Lieutenant Reginald Beauchamp, at present commanding a "destroyer" stationed at Plymouth, but spending his leave with his mother, was prone to merriment at all times and seasons. There was a dryness in the elder gentleman's tone which caused him to chuckle.

"You were never keen on Travers Nugent, I know," he said. "But you have not answered my question about Chermside with your customary enlightenment, Mr. Mallory. I asked who and what he is. My mother tells me that he has been making strong running with a pretty girl—Miss Maynard, I think, the name was—whose people have taken the Manor House for the summer. You see, I only turned up last night for a short respite from my little tin ship, so I'm all agog for the local gossip."

At that moment the subject of their discussion and the man who had called for him disappeared from view, having rounded the corner of the slight eminence. The pair had struck into the footpath which would lead them along the marsh under the nearer bank of the vanished estuary. Mr. Mallory turned away from the window with an enigmatic smile for his young naval friend.

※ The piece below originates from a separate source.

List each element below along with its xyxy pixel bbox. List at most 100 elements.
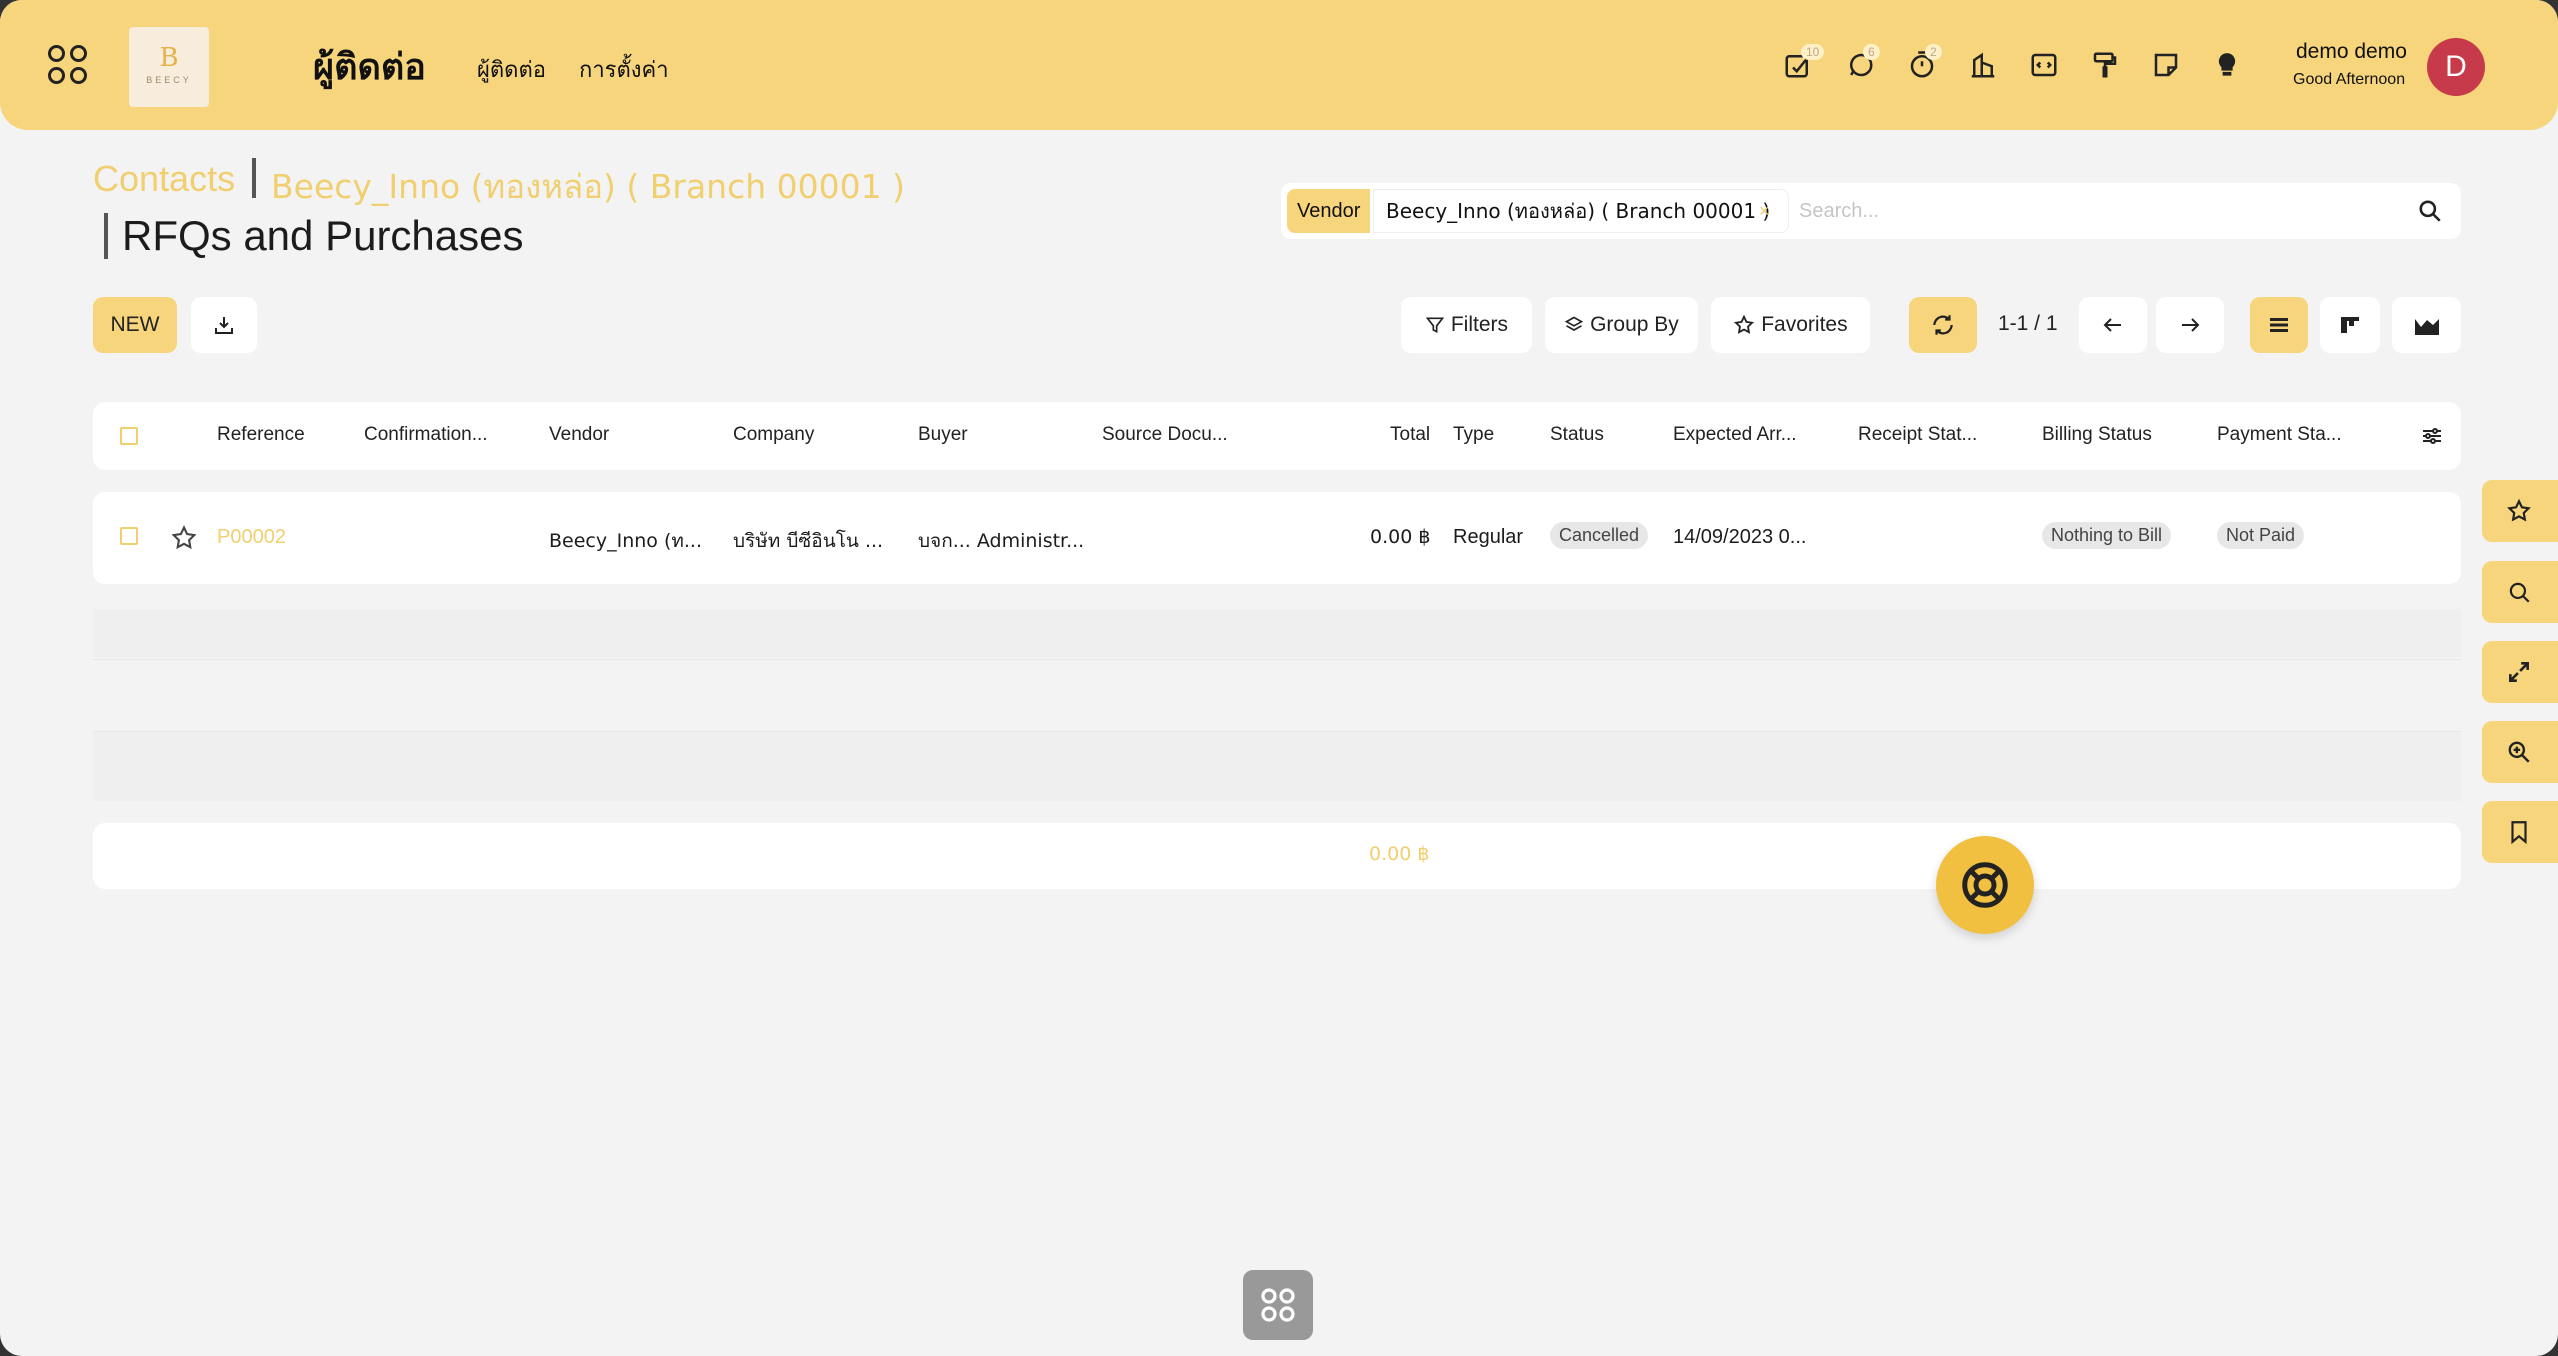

"I cannot tell you what Mr. Chermside is," he said when he had produced his cigar-case and selected a weed. "But the official Army lists—not the ones that are quite up to date, mind you—record what he was. There seems to be an unexplained gulf between the termination of his military career and his presence in our midst. A hiatus, so to speak, of nearly two years since he was an officer in the 24th Lancers undoubtedly exists. His own account of himself is that he has recently come into money, and that he is playing about here while awaiting the arrival of a steam yacht on which he means to take an extended cruise. Beyond that, both my opinion and my scanty information coincide with yours. He strikes one as unobjectionable but reserved, and he has certainly been dangling after the daughter of old Maynard, who has rented the Manor House furnished for the season."

"What is Maynard?" demanded Reggie Beauchamp with persistent interest.